Old Perth Fire Station
Old Perth Fire Station (Fire Brigade No. 1 Station) is located at 35 Murray Street, at its intersection with Irwin Street, Perth, Western Australia The Fire Station was the first purpose-built fire station in Western Australia. It was opened in 1901 and continued in operation until 1979. The building now houses the FESA Fire Safety Education Centre and Museum.

Built form
The Fire Station was designed by Michael Cavanagh with Romanesque Revival stylistic influences and built around 1900. It is a two storey rusticated limestone and tile roofed corner building, and has a diverse facade with arches, turrets and recessed colonnades.

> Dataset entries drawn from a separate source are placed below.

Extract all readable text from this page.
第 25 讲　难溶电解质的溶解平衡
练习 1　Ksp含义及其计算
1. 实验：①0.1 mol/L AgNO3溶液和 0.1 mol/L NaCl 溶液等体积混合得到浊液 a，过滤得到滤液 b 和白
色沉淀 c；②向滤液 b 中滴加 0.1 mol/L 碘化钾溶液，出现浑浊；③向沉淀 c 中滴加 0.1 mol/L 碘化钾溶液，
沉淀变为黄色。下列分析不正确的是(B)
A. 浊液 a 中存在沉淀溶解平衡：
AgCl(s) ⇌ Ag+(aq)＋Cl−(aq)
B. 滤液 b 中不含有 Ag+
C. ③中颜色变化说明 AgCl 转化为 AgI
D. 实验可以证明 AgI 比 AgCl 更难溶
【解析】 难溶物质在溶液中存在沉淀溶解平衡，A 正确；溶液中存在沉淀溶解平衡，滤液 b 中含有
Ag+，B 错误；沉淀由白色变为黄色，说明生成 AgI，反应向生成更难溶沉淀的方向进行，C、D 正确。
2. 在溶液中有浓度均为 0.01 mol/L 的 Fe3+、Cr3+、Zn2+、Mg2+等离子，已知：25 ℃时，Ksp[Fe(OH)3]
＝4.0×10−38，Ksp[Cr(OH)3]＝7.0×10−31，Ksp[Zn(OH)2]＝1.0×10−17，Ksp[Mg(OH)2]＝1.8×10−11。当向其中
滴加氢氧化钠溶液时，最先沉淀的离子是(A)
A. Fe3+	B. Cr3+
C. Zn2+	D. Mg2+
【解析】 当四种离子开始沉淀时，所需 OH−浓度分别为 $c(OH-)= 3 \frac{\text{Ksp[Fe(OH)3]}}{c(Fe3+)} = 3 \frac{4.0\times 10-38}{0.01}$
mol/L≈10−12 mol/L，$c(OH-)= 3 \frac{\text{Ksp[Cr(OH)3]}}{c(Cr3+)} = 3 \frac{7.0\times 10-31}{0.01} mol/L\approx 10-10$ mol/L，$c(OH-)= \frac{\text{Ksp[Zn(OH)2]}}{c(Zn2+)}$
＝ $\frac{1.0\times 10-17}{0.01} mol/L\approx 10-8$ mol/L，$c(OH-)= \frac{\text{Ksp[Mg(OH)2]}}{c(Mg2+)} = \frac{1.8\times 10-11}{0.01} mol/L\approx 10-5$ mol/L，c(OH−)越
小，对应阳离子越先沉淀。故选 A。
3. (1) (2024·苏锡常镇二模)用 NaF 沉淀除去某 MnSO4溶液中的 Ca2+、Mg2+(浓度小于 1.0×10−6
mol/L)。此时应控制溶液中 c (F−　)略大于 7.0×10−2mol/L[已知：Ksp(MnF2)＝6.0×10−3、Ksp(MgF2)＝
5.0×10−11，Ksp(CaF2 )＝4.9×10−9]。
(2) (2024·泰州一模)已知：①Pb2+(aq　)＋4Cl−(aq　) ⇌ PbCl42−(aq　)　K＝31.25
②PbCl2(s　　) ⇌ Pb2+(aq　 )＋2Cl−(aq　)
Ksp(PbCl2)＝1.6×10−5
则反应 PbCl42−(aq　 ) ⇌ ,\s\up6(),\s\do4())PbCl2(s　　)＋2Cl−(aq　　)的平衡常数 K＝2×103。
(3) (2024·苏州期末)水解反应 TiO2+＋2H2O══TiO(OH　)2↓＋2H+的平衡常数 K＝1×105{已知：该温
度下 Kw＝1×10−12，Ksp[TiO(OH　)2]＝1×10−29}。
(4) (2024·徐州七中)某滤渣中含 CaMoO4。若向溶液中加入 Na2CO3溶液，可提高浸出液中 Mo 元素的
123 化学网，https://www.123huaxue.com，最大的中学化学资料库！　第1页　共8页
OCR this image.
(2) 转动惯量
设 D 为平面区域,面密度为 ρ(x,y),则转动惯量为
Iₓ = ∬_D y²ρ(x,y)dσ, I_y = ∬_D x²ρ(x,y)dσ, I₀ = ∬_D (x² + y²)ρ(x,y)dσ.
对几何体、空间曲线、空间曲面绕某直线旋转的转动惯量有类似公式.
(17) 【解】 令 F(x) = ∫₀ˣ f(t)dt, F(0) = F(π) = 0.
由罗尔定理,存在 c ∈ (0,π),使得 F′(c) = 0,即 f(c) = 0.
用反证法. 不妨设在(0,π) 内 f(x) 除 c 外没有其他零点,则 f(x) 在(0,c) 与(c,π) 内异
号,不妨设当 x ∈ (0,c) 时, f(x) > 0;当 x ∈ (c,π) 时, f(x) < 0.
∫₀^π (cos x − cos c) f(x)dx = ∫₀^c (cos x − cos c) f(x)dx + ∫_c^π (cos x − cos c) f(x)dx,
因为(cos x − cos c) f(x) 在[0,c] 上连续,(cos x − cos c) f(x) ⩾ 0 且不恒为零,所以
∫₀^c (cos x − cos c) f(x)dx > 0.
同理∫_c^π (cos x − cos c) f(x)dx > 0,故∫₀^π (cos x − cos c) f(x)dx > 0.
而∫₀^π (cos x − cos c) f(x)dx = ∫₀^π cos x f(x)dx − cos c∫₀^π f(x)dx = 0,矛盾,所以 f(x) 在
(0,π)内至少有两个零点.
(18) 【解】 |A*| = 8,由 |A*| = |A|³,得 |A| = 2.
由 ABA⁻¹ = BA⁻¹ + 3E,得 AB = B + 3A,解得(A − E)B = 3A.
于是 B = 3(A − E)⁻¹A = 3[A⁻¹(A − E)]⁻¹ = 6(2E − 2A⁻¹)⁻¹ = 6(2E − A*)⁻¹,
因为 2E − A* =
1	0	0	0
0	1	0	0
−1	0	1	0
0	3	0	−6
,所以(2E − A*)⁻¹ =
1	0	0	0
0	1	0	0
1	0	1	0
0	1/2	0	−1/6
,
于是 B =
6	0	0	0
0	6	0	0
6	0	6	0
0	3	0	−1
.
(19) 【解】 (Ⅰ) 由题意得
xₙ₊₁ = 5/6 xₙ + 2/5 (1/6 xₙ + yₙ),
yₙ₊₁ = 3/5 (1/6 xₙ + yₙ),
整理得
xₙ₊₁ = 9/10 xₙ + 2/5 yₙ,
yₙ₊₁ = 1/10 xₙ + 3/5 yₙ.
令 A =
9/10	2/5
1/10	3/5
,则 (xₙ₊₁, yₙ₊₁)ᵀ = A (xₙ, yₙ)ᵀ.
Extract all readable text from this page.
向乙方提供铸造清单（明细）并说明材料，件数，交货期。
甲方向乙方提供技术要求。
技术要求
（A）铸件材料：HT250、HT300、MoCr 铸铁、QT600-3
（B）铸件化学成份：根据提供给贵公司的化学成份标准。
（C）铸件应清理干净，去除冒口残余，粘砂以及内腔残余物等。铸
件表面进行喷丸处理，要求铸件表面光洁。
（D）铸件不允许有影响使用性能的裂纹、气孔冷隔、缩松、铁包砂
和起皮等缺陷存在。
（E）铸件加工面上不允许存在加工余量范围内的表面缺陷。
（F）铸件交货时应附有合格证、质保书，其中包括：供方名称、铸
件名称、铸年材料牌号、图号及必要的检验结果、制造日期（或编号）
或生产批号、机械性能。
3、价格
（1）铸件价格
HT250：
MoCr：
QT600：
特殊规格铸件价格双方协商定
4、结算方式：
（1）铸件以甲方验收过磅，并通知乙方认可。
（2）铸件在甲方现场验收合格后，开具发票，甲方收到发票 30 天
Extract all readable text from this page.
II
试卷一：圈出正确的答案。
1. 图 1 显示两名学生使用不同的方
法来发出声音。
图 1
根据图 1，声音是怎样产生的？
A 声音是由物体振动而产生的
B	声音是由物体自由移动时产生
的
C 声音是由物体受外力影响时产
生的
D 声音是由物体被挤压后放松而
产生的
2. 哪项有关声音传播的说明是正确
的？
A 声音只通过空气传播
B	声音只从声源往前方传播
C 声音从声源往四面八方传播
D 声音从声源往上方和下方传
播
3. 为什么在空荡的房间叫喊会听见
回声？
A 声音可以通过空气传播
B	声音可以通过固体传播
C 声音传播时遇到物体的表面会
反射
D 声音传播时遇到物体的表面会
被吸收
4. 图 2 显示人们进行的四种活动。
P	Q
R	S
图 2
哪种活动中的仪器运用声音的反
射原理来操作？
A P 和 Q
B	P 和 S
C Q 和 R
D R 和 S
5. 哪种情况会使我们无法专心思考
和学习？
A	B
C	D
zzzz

The Fire Brigade's original premises were located in the undercroft area of the Perth Town Hall, for which they paid a nominal rent. In 1899 the Fire Brigades Board proposed that land be bought in the proximity of the Town Hall and a new Fire Station be built. In October 1899 it was reported that the Roman Catholic Bishop Gibney had offered some land at the intersection of Murray and Irwin Streets, which was then purchased for ₤3,125. A list of architects was then submitted to the Board which on 26 October 1899 selected Michael Cavanagh, with the stipulation that the building he design not exceed ₤4,000. Michael Cavanagh, was an architect who came from Adelaide to Perth in 1895, attracted by the gold boom prosperity in Western Australia, forming his own architectural firm, Cavanagh & Cavanagh, with his brother James. Cavanagh also designed the Great Western Hotel (Brass Monkey Hotel), alterations to St Mary's Cathedral, Mount Hawthorn Hotel (Paddington Ale House), Fremantle Fire Station (1908), St Patrick's Basilica ( Fremantle), Sisters of Mercy Convent ( Bunbury) and remodelled the Archbishop's Palace. In the early 1900s Cavanagh was a member of the Perth City Council and a member of the Perth Fire Brigade Board. The building was completed in December 1900 and the Fire Brigade moved into their new premises on 1 January 1901. By 1910, the Fire Brigade was finding it necessary to expand and decided that the No 1 Fire Station would have to be extended in order to accommodate extra plant, extra workshop accommodation, Boardroom and Officers` Quarters. The block adjacent to the Fire Station in Irwin Street was purchased from the Roman Catholic Church and the Board at a cost of ₤2,100 pounds. This block of land had a school building on it, so the building committee recommended that the Fire Brigade Staff (many of whom were skilled tradesmen) "...undertake the building of the workshops and lecture room with the old material available in the School". James (Jack) Learmonth Ochiltree was appointed as the architect for the additions (Ochiltree's firm, Ochiltree & Hargrave, went on to design a number of Inter-War Art Deco buildings in Perth). The additions to the building, consisting of new boardroom, offices, apparatus room, ambulance shed, store and chief officers` quarters, and was completed in 1914.

Current use
In 1979, the Perth Fire Brigade vacated the building, which was subsequently restored between 1983 and 1985. The external work involved re-roofing with terracotta tiles to match existing, reconstruction of a limestone arch which had been replaced with a concrete lintel to suit larger and higher engines and replacement of columns, mouldings and original doors which had been removed. Internal work included new timber stairs, toilets and a theatrette. New ceiling cornices and ceiling roses were installed to match the period and the existing. The building was reopened in 1985 as the Fire Safety Education Centre and Museum. In 2006 further refurbishment works were undertaken to address access by people with disabilities to the buildings and facilities.

Heritage value
The Old Perth Fire Station building was entered into the Register of the National Estate by the Australian Heritage Commission on 21 March 1978 and was classified by the National Trust (WA) on 1 December 1975. The building is also included on the City of Perth's Municipal Inventory and was interim listed on the State Register of Heritage Places on 13 March 1992. On 3 December 2008 the building was permanently listed on the Western Australian Heritage Register.